Latest update February 1st, 2025 6:45 AM
Mar 07, 2010 Features / Columnists, Peeping Tom
Another leader of the People’s Progressive Party has indicated that if given the opportunity he would be willing to serve as President. As has been the case with other persons, this is not a declaration of candidacy but simply an indication that if chosen, the person is willing to accept.
The PPP is well aware of what challenges for leadership have done to the party and to this country, and so it is commendable that there is no real fight within the party as to who should succeed President Jagdeo, but rather there are persons who have indicated that if chosen they are ready to accept.
The question that must be asked, therefore, is whether this makes the PPP more democratic in the sense of western liberal democracies which allow for open competition for power. The party had that opportunity during its last Congress. It had a chance to prove to the country that its decisions are made by its membership, through the delegates at the Congress.
The party chose to avoid having the Congress decide on a mechanism to choose the party’s presidential candidate.
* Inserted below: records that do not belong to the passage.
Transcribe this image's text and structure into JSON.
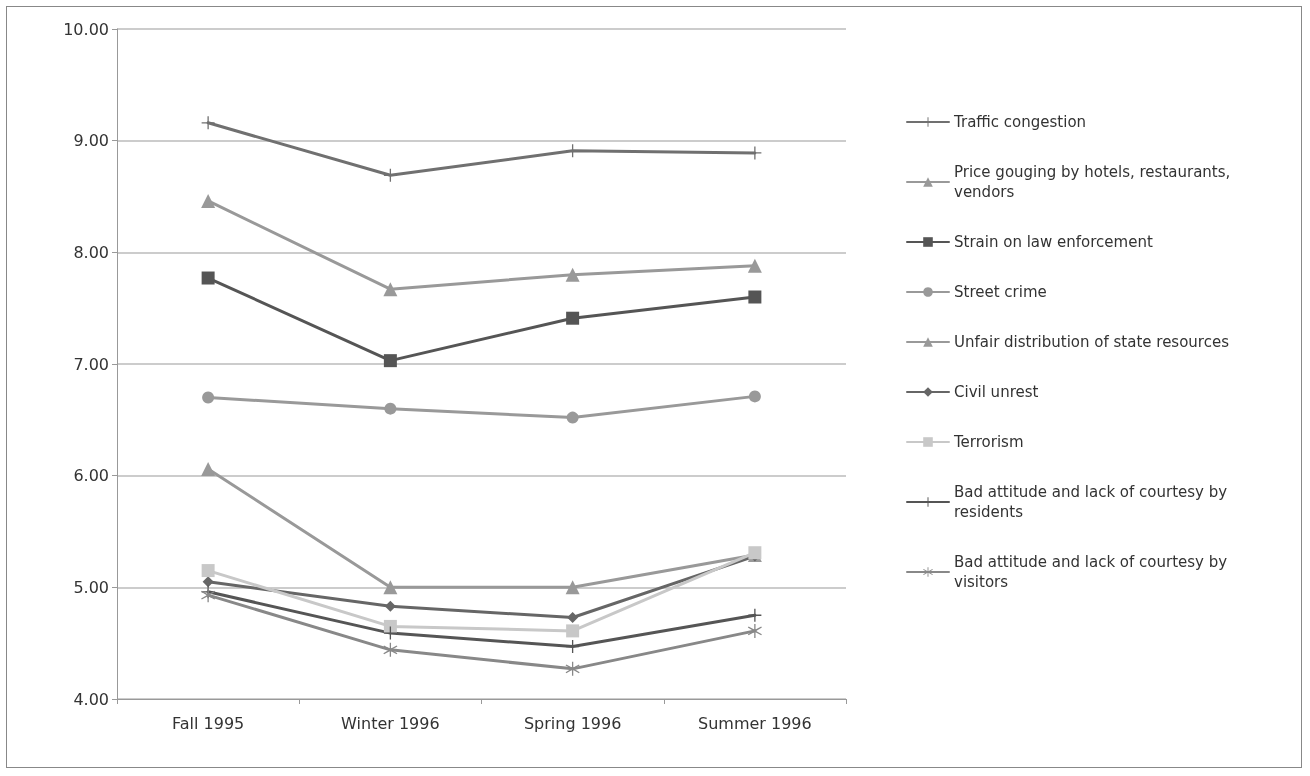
{
  "chart_data": {
    "type": "line",
    "categories": [
      "Fall 1995",
      "Winter 1996",
      "Spring 1996",
      "Summer 1996"
    ],
    "series": [
      {
        "name": "Traffic congestion",
        "color": "#707070",
        "marker": "cross",
        "values": [
          9.16,
          8.69,
          8.91,
          8.89
        ]
      },
      {
        "name": "Price gouging by hotels, restaurants, vendors",
        "color": "#999999",
        "marker": "triangle",
        "values": [
          8.46,
          7.67,
          7.8,
          7.88
        ]
      },
      {
        "name": "Strain on law enforcement",
        "color": "#555555",
        "marker": "square",
        "values": [
          7.77,
          7.03,
          7.41,
          7.6
        ]
      },
      {
        "name": "Street crime",
        "color": "#999999",
        "marker": "circle",
        "values": [
          6.7,
          6.6,
          6.52,
          6.71
        ]
      },
      {
        "name": "Unfair distribution of state resources",
        "color": "#999999",
        "marker": "triangle",
        "values": [
          6.06,
          5.0,
          5.0,
          5.29
        ]
      },
      {
        "name": "Civil unrest",
        "color": "#666666",
        "marker": "diamond",
        "values": [
          5.05,
          4.83,
          4.73,
          5.28
        ]
      },
      {
        "name": "Terrorism",
        "color": "#c8c8c8",
        "marker": "square",
        "values": [
          5.15,
          4.65,
          4.61,
          5.31
        ]
      },
      {
        "name": "Bad attitude and lack of courtesy by residents",
        "color": "#555555",
        "marker": "cross",
        "values": [
          4.96,
          4.59,
          4.47,
          4.75
        ]
      },
      {
        "name": "Bad attitude and lack of courtesy by visitors",
        "color": "#888888",
        "marker": "star",
        "values": [
          4.93,
          4.44,
          4.27,
          4.61
        ]
      }
    ],
    "ylim": [
      4,
      10
    ],
    "yticks": [
      {
        "value": 4,
        "label": "4.00"
      },
      {
        "value": 5,
        "label": "5.00"
      },
      {
        "value": 6,
        "label": "6.00"
      },
      {
        "value": 7,
        "label": "7.00"
      },
      {
        "value": 8,
        "label": "8.00"
      },
      {
        "value": 9,
        "label": "9.00"
      },
      {
        "value": 10,
        "label": "10.00"
      }
    ],
    "grid": "y",
    "legend": "right",
    "line_style": "solid"
  }
}
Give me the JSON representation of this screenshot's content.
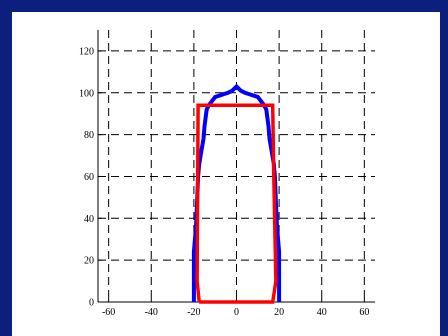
{
  "colors": {
    "frame": "#0c1f7c",
    "panel": "#ffffff",
    "grid": "#000000",
    "series_blue": "#0000ff",
    "series_red": "#ff0000"
  },
  "chart_data": {
    "type": "line",
    "title": "",
    "xlabel": "",
    "ylabel": "",
    "xlim": [
      -65,
      65
    ],
    "ylim": [
      0,
      130
    ],
    "xticks": [
      -60,
      -40,
      -20,
      0,
      20,
      40,
      60
    ],
    "yticks": [
      0,
      20,
      40,
      60,
      80,
      100,
      120
    ],
    "xtick_labels": [
      "-60",
      "-40",
      "-20",
      "0",
      "20",
      "40",
      "60"
    ],
    "ytick_labels": [
      "0",
      "20",
      "40",
      "60",
      "80",
      "100",
      "120"
    ],
    "grid": true,
    "grid_style": "dashed",
    "series": [
      {
        "color": "#0000ff",
        "points": [
          [
            -20,
            0
          ],
          [
            -20,
            12
          ],
          [
            -20,
            24
          ],
          [
            -19,
            36
          ],
          [
            -18.5,
            48
          ],
          [
            -18,
            60
          ],
          [
            -17.5,
            66
          ],
          [
            -16.5,
            72
          ],
          [
            -15.5,
            78
          ],
          [
            -15,
            84
          ],
          [
            -14.5,
            88
          ],
          [
            -14,
            92
          ],
          [
            -13,
            94
          ],
          [
            -11.5,
            96
          ],
          [
            -10,
            98
          ],
          [
            -7,
            99
          ],
          [
            -4,
            100
          ],
          [
            -2,
            101
          ],
          [
            -1,
            102
          ],
          [
            0,
            103
          ],
          [
            1,
            102
          ],
          [
            2,
            101
          ],
          [
            4,
            100
          ],
          [
            7,
            99
          ],
          [
            10,
            98
          ],
          [
            11.5,
            96
          ],
          [
            13,
            94
          ],
          [
            14,
            92
          ],
          [
            14.5,
            88
          ],
          [
            15,
            84
          ],
          [
            15.5,
            78
          ],
          [
            16.5,
            72
          ],
          [
            17.5,
            66
          ],
          [
            18,
            60
          ],
          [
            18.5,
            48
          ],
          [
            19,
            36
          ],
          [
            20,
            24
          ],
          [
            20,
            12
          ],
          [
            20,
            0
          ]
        ]
      },
      {
        "color": "#ff0000",
        "points": [
          [
            -17.5,
            0
          ],
          [
            -18.5,
            10
          ],
          [
            -18,
            94
          ],
          [
            17,
            94
          ],
          [
            17.5,
            60
          ],
          [
            18.5,
            10
          ],
          [
            17,
            0
          ],
          [
            -17.5,
            0
          ]
        ]
      }
    ]
  }
}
The party left this matter to the leadership of the party, the very leadership from which the next presidential candidate has to be selected.
The Constitution of Guyana now imposes term limits. What this means is that the concept of a Supreme Maximum leader within a party can be checked if that party is in power because the Constitution now provides for a limit to how long a President can serve. This means that political parties have to constantly throw up new leaders so that it does not find itself in a position whereby it has problems finding suitable presidential candidates.
This is why the PPP has to begin to encourage new leadership, because if it stays in power it will need every ten years to replace its President with a new person. A dose of democracy within the party is therefore good for its health. This will ensure that there is a process of churning out individuals who are capable of filling the leadership voids.
The party therefore cannot continue to adhere to one position when it comes to the Constitution and another one which is counterproductive to the process of finding leaders. It cannot continue at the parliamentary level to support term limits while at the party level it refuses to allow for open competition for leadership. It cannot allow a small clique to decide as to the person who will become the party’s presidential candidate. It should in democratic fashion allow its members the opportunity to decide this question and show to the entire world that it has evolved as a political entity. Given the problems that Guyana faces, leadership is extremely important. This, in fact, has always been so because Guyana’s problems have been so intractable, that it requires a special kind of leadership to resolve, and right now that kind of leadership is not present in the country.
It needs not a grand leader but a great leader. What makes a great leader is not that he was the right person for the job, but the right person for the times.
This country needs a leader that can reconcile its political disputes. It therefore needs a leader that is open to listening and to making major political compromises.
In the economic sphere, this country needs a serious re-examination of the model of development that has been so obediently followed over the past eighteen years. This model has not worked, and what is needed is for someone with a broader vision, not necessarily an economist, but someone who unlike the government is not going to surrender the administration of the country to the international financial institutions simply because their support is critical to acquiring resources.
This country needs a leader who does not have to wait on the World Bank to signal that the priorities for Guyana should be on obtaining qualitative outcomes in education and health, before making these national priorities. It needs someone that will be willing to work with these agencies, but is also willing to listen to what local experts are saying about what needs to be done.
In short, what is required is not any leader for the country. This can always easily be found. What is required is for the right leader for the right times and right now this country is holding its breath and waiting for the moment when it can finally say good riddance to Superman politics.
However, like the comic book hero, Superman is making a comeback and may continue not just for a third term but for far longer.